Io penso semplicemente che il femminismo di ogni specie e cultura dovrebbe uscire una volta per tutte dal vittimismo. Riconoscere la differenza delle donne non significa riconoscerne la vulnerabilità, la maternità e l’affettività. Abbiamo esempi quotidiani, per esempio in politica, che una donna in posizione di potere ne abusa tanto quanto un uomo, che l’aggressività femminile, benché possa esprimersi con altri mezzi, non è meno pericolosa di quella maschile. Prendiamo una serie di tabù di cui non si può parlare, come la pedofilia femminile. Una decina di anni fa, la sociologa francese Anne Poiret scrisse un libro, L’ultime tabou (Patrick Robins, 2006), un’inchiesta sulle donne incestuose e pedofile in diversi paesi. Benché il fenomeno della pedofilia sia più frequentemente maschile, esiste una pedofilia femminile ed esistono casi di incesti e di molestie sui bambini da parie delle donne, anche se non se ne parla perché siamo tutti schiavi dello stereotipo della donna/madre benevola e sacrificale nei confronti dei figli. Esistono anche statistiche sulle violenze domestiche delle donne sui bambini e anche sui mariti o compagni. Non c’è nulla nella «natura» di una donna che ne fa un essere più docile, affettuoso e caritatevole rispetto a un uomo. Siamo solo state costruite così dalla società.
Se le donne vogliono veramente cambiare, devono cambiare gli stereotipi su loro stesse che sono le prime ad accettare. Ma questo significa accettare anche una parte di contraddizione e di visione di sé che può non piacere. Una delle grandi cause di infelicità umana è il rapporto malriuscito tra genitori e figli, frutto di aspettative reciproche impossibili da soddisfare, coltivalo nel senso di colpa, che la psicoanalisi ha contribuito in modo nefasto ad alimentare nelle madri, iper-responsabilizzandole nello sviluppo dei figli. In questo senso la psicanalisi è l’ultima incarnazione dell’ideologia a difesa della famiglia nucleare moderna.
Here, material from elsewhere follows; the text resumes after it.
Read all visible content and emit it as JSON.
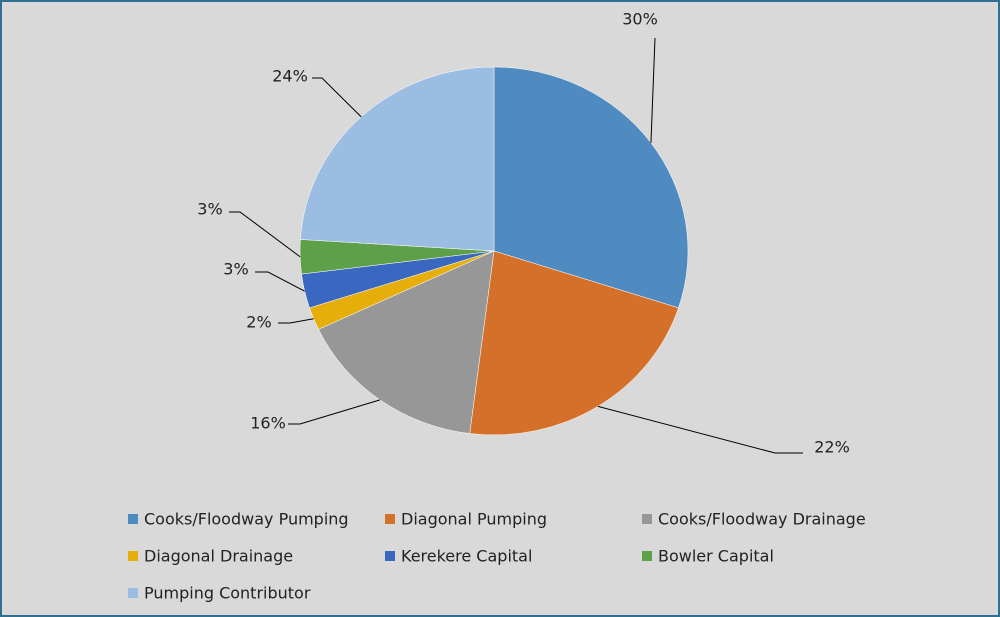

Per uscire da questo scacco perenne, dove il più grande investimento affettivo, economico, simbolico, della nostra vita ha quasi sempre risultati mediocri (quale madre intelligente può dirsi completamente soddisfatta della relazione con i suoi figli? E quale figlio non critica i genitori?), dobbiamo cominciare a cambiare il modo in cui ci vediamo come donne.